The trip is an opportunity for the 17 students to develop their expertise with hands-on research.
“They’ll be developing strong leadership and work skills, at the same time as getting a real taste of biology,” said UFV biology instructor Debbie Wheeler, who is co-ordinating the trip with fellow biology professor, Gregory Schmaltz.
“And they’re getting that experience in Ecuador — one of the most biodiverse countries in the world,” added Schmaltz.
Accompanied by eight UFV faculty members, the students’ time will be divided between the Cloud Forest and the Amazon Basin Rain Forest.
The first week of field school will be spent in the mountains at the Cloud Forest. Schmaltz described the area as humid, cool, and “a lot like the Tarzan jungle.”
Each morning, students will be up at dawn to conduct field work as the afternoon tends to bring rain and fog. The rest of their days will allow the chance to review notes, camera footage, and discuss findings.
Split into five groups, the students are collecting information for their research projects, which they decided upon this summer.

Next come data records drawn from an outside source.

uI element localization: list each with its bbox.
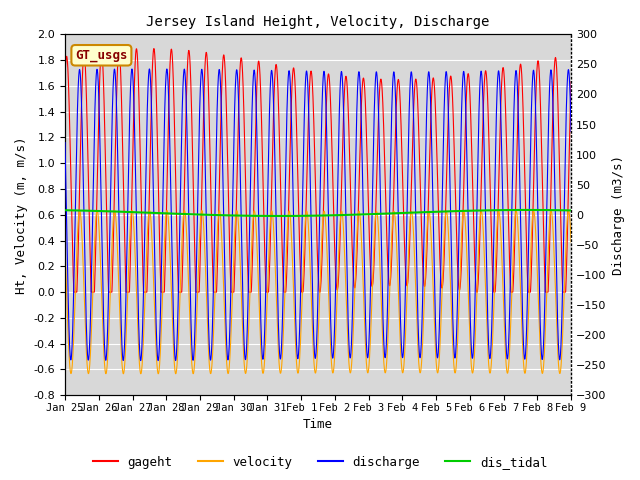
Y-axis label: Ht, Velocity (m, m/s): Ht, Velocity (m, m/s) [15, 136, 28, 293]
Title: Jersey Island Height, Velocity, Discharge: Jersey Island Height, Velocity, Discharg… [147, 15, 490, 29]
Y-axis label: Discharge (m3/s): Discharge (m3/s) [612, 155, 625, 275]
Text: GT_usgs: GT_usgs [75, 49, 127, 62]
X-axis label: Time: Time [303, 419, 333, 432]
Legend: gageht, velocity, discharge, dis_tidal: gageht, velocity, discharge, dis_tidal [88, 451, 552, 474]
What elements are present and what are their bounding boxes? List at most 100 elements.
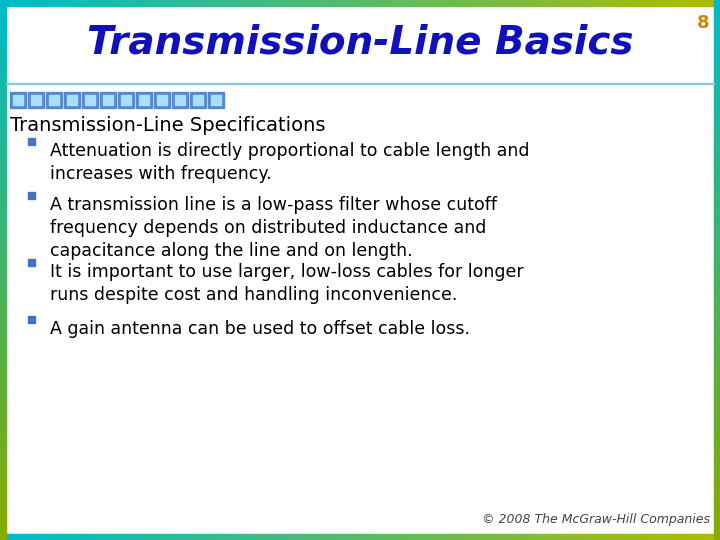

One group is focusing on hummingbirds — exploring where they are most commonly found in the rainforest, and at what height they like to feed. They’ll be using sugar and feeders in their research, and binoculars and video cameras for documentation.
Another group will be examining the hygienic behaviour of ants, and how a colony reacts when a dead ant is placed in its path.
Fourth-year biology student Mathew Knott can’t wait to start his ant research.
“I’ve always enjoyed the creepy crawlies,” said Knott, with a smile. “This is a great opportunity to travel and do our own research project. I’m looking forward to getting some calculable results from the research.”
The second week will see the students in a very different ecosystem. The Amazon Basin Rain Forest is packed with different types of vegetation — lots of tall and straight trees, and a dense canopy. It’s also humid and mosquito-infested.
During that time, students will be taking in the country’s unique environment, animals, and plant life, through boat rides and walks.
“The students will always remember seeing their first toucan,” said Wheeler.
This fully student-funded program covers two full courses, providing students with eight credits. Students will be writing papers based on the comparison of the ecosystems they’re seeing.